Our God is Father, Son and Holy Spirit.  Three persons, one God.  He is in himself community, each person loving and honouring the others.  From the beginning, God is sharing himself.  He creates humanity in his own image, and walks with Adam and Eve.  After they fall into sin, his rescue plan is always aimed towards the goal of living right in the middle of his people.  God is not stand-offish or distant, he loves to welcome us into his presence and the atoning sacrifice of Jesus means that we can all do this.  Putting this another way, God is hospitable. 

Hospitality goes even further than people we already know.  In Matthew 25, Jesus turns to the righteous on the day of judgment and tells them that they fed him when he was hungry, gave him a drink when he was thirsty and when he was a stranger they invited him in.  When they ask when they had done this, he replies “whatever you did for one of the least of these brothers and sisters of mine, you did for me”.  The righteous, it seems, are hospitable.
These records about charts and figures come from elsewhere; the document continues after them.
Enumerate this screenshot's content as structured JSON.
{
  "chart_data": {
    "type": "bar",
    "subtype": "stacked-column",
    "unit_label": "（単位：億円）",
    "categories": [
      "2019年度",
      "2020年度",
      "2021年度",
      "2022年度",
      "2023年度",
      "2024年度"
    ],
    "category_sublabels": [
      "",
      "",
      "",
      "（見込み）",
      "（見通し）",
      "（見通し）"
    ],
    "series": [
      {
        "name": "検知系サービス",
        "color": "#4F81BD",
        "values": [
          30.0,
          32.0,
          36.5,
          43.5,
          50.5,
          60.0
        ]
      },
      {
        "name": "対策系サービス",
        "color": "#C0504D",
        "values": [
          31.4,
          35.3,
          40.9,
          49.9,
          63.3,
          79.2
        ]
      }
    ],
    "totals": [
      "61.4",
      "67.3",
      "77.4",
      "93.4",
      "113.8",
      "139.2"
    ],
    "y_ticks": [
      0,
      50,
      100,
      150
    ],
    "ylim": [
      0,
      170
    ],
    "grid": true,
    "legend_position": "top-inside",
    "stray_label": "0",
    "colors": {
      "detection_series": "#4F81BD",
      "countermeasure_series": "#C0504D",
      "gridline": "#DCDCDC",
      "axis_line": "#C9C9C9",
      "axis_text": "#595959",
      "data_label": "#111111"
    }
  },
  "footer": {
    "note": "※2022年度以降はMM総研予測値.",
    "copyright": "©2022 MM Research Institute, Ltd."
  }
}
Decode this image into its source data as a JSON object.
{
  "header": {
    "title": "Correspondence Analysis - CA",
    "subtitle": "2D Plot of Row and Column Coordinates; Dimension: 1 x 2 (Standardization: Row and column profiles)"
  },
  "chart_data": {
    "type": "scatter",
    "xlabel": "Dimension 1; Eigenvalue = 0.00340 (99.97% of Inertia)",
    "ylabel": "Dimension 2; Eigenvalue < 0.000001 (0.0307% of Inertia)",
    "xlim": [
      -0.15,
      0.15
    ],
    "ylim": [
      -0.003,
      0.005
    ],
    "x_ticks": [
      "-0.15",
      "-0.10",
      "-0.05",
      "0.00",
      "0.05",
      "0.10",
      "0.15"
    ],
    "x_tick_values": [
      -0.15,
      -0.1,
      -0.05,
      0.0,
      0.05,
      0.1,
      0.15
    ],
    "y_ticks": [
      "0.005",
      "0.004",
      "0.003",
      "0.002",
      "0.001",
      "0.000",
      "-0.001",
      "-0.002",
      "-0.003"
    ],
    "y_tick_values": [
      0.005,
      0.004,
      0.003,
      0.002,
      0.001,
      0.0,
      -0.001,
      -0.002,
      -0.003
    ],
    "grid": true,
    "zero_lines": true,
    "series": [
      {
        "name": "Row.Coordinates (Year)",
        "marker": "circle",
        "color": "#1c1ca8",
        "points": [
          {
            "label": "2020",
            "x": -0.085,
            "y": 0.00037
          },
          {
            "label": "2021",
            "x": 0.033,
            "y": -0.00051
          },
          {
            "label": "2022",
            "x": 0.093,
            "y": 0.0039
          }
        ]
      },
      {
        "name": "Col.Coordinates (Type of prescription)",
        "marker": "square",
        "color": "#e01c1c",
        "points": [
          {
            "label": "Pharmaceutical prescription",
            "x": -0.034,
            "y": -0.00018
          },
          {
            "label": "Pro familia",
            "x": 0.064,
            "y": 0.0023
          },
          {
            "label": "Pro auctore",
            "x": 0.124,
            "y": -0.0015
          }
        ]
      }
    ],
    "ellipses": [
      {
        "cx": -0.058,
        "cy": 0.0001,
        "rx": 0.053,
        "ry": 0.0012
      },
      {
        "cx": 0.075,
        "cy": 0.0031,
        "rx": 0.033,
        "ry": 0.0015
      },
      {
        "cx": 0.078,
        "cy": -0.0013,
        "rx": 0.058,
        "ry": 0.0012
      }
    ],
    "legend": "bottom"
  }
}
So, far from being optional or less relevant today, it appears that being hospitable and welcoming is part of being like God.  All of us are called to be like Jesus, and that means being hospitable.  No wonder Paul thought you couldn’t be a leader without it. I know at least one person who has difficulty seeing themselves as a leader, partly because they spend so much time being welcoming, inviting people into their home and raising good kids and now grandchildren. They fit Paul’s list very well, leading through the way they live.  It strikes me as sad that somehow in the intervening centuries, things that Paul saw as central to leadership seem to some to be distractions.   

In this era of division and suspicion, coupled with increasing isolation and loneliness, it’s surely time to honour hospitality.